Temps de lecture : 2 min

L'administration Trump avait parlé de réactiver ce système de contrôle, mais Obama vient de s'en débarrasser.

Des manifestants contre le possible fichage des musulmans par Trump, le 12 décembre 2016 à Washington. NICHOLAS KAMM/AFP.
Des manifestants contre le possible fichage des musulmans par Trump, le 12 décembre 2016 à Washington. NICHOLAS KAMM/AFP.

Juste avant l'arrivée de Trump à la Maison-Blanche, Barack Obama a décidé de démanteler un système de contrôle des musulmans mis en place par l'administration de George W. Bush après le 11-Septembre. Le National security entry-exit registration system (NSEERS) n'était plus utilisé depuis 2011, mais l'administration de Donald Trump avait évoqué la possibilité de le réactiver.

Kris Kobach, un membre de l'équipe de transition de Trump qui a lui-même contribué à la création de ce programme sous l'administration Bush, a récemment expliqué que ce registre pourrait être rétabli sous Trump.

Cette initiative avait forcé des hommes adultes venant de vingt-cinq pays (tous des pays à majorité musulmane, sauf la Corée du Nord) à s'enregistrer auprès des autorités américaines (avec leurs empreintes digitales) et à signaler certains de leurs déplacements.

Un porte-parole du département de Sécurité intérieure a expliqué que ce programme était «redondant et n'avait pas permis de renforcer la sécurité». Entre 2002 et 2011, le système de fichage n'a mené à aucune arrestation liée au terrorisme, et depuis, d'autres outils plus performants ont commencé à être utilisés (par exemple, la collecte des données biométriques des personnes qui entrent sur le territoire).

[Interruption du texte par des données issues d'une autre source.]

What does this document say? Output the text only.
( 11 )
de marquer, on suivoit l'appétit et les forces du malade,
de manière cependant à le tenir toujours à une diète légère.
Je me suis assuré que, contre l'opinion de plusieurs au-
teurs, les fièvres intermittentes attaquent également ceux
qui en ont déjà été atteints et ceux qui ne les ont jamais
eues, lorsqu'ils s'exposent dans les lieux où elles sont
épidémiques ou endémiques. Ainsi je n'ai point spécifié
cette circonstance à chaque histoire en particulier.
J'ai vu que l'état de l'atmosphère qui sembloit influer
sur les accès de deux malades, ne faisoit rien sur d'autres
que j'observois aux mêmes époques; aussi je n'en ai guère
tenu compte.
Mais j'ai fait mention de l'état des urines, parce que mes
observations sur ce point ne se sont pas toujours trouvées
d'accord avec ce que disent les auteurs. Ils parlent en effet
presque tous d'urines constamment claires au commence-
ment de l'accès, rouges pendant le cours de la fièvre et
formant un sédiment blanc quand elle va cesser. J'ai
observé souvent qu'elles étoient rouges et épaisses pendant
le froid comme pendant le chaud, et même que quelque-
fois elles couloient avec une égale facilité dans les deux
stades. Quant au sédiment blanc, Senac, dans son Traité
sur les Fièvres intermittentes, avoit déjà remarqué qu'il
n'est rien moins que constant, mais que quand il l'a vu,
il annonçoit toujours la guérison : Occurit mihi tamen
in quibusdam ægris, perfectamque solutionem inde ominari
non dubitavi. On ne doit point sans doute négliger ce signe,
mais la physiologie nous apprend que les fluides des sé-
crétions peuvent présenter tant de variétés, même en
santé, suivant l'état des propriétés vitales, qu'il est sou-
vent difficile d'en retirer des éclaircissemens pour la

Trump: «Vous connaissez mes projets»

Craignant que le système ne soit utilisé par Trump pour ficher tous les musulmans, de nombreuses associations, une cinquantaine de membres du Congrès et des maires de grandes villes avaient demandé à Obama de s'en débarasser. En effet, si le programme avait été vidé de sa substance en 2011, le cadre légal du fichage demeurait en place et aurait pû ainsi faciliter la mission de l'administration Trump.

Après l'attentat terroriste de Berlin le 19 décembre, un journaliste a demandé à Donald Trump s'il soutenait une interdiction des musulmans du pays et un fichage des musulmans. Le président-élu a répondu: «Vous connaissez mes projets.»

Mais en fait, ses projets sont loin d'être clairs et cohérents. Pendant sa campagne, Trump a dit qu'il interdirait tous les musulmans du territoire, puis seulement ceux qui viennent de pays qui ont une histoire de terrorisme. Il n'a jamais vraiment démenti la possibilité d'un fichier, mais est resté très flou, expliquant parfois qu'il ne s'agirait que des réfugiés syriens. La seule chose qu'il a répété c'est que le filtrage des nouveaux arrivants musulmans serait «extrême».